Vatican Issues New Rules to Penalize Sex Offender Priests, But It’s Not Enough

It took a few decades but the Catholic Church has finally decided to take child sexual abuse somewhat seriously.

Today, the Vatican announced an update to the Code of Canon Law that’s designed to punish abusers while taking away that power from bishops who might otherwise be lenient with them. No more multiple chances. No more shipping accused priests to a new church. More than anything, it codifies punishing abusive priests by defrocking them — booting them from their jobs — and makes clear that grooming children is also unacceptable. It also extends penalties to Church leaders who aren’t priests but hold positions of power within the Church anyway.

One article of the new law makes it clear that abuse can extend to adults, and not just minors, and that a cleric “who by force, threats or abuse of his authority” violates the commandment against adultery, “or forces someone to perform or submit to sexual acts is to be punished” with penalties “not excluding dismissal from the clerical state if the case so warrants.”

The new guidelines remove the discretion given to bishops and other church leaders that allowed for offenders to sidestep accountability and church authorities to cover up abuse. The new law makes clear that the failure to investigate and punish offending priests will have consequences, and seeks to speed up a process that victims and their advocates have criticized as lengthy and cumbersome.

The rules will go into effect this December.

Maybe the most amazing thing about this news is that these rules weren’t in place already despite decades of awareness of how badly they were needed. Will it stop abuse in the future? Hard to imagine it will. A priest who’s abusing a child clearly doesn’t take the job title seriously anyway, so getting defrocked would likely be the least of their worries.

The rules also say nothing about contacting secular authorities. So a priest accused of molesting a child might lose his role in the Church, but there’s no guarantee he’ll face any actual measure of justice.

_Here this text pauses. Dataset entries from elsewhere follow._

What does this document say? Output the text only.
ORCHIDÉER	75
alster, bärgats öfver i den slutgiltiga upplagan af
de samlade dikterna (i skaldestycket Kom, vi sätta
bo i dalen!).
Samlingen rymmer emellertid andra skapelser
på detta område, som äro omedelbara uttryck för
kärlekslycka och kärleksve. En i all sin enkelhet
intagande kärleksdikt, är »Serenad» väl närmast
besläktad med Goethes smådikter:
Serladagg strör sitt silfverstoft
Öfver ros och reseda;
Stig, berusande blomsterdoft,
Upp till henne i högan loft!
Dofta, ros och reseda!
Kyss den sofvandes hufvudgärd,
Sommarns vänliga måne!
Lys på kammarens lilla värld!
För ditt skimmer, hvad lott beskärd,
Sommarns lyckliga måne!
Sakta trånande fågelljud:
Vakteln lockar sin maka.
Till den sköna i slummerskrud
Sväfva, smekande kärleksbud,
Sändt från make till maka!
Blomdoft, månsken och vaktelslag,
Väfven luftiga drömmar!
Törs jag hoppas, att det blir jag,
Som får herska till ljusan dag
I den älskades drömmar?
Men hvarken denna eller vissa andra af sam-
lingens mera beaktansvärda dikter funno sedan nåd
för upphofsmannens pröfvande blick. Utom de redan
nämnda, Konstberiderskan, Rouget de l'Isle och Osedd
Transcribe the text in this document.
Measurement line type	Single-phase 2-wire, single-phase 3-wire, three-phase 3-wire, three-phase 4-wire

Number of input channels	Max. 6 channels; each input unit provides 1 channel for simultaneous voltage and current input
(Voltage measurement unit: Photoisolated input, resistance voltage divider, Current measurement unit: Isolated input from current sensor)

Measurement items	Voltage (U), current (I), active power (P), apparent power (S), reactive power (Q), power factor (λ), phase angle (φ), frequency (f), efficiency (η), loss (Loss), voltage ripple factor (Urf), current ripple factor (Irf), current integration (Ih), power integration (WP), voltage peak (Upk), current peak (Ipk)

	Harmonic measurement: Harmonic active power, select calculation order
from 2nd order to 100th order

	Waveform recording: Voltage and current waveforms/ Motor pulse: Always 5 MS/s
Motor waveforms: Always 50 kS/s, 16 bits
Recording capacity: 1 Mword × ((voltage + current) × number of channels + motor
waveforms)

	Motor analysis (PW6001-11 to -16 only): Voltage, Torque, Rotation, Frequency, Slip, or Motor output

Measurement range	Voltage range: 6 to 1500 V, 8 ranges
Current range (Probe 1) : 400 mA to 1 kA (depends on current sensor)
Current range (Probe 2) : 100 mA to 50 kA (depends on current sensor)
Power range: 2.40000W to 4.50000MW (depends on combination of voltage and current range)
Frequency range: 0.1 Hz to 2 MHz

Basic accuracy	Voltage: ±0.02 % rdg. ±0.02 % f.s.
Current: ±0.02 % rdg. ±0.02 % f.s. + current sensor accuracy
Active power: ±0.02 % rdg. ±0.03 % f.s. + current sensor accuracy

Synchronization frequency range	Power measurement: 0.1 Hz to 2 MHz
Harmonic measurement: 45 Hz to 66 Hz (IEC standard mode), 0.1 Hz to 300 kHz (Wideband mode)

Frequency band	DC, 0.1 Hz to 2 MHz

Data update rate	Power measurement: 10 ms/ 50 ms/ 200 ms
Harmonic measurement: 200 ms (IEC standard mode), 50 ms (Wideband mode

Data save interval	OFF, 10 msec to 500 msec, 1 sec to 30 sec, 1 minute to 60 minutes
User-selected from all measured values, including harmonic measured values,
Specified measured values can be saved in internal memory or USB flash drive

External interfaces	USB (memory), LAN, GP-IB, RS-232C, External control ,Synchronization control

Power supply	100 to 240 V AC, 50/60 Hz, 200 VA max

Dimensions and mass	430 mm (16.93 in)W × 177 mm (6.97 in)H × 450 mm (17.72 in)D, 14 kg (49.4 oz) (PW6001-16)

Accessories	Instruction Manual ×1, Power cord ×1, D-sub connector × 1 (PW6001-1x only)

This is a long overdue bandage on a scar that failed to heal. It’s the least the Vatican can do but, honestly, no one should pretend this will lead to significant changes. It doesn’t help the countless victims of the Church who have courageously told their stories and it doesn’t punish the priests who escaped justice for so long.

People who recognize the danger the Catholic Church posts left it a long time ago. You really have to wonder why anyone would willingly continue being part of an organization that has gotten so much wrong about such an important issue for this long. But if you sincerely think this is a huge leap forward, then the Catholic Church no doubt appreciates your gullibility.

This is too little, too late, and the sad thing is it probably gives the Church more wiggle room to not do anything more serious because they can just say they addressed the issue with this update.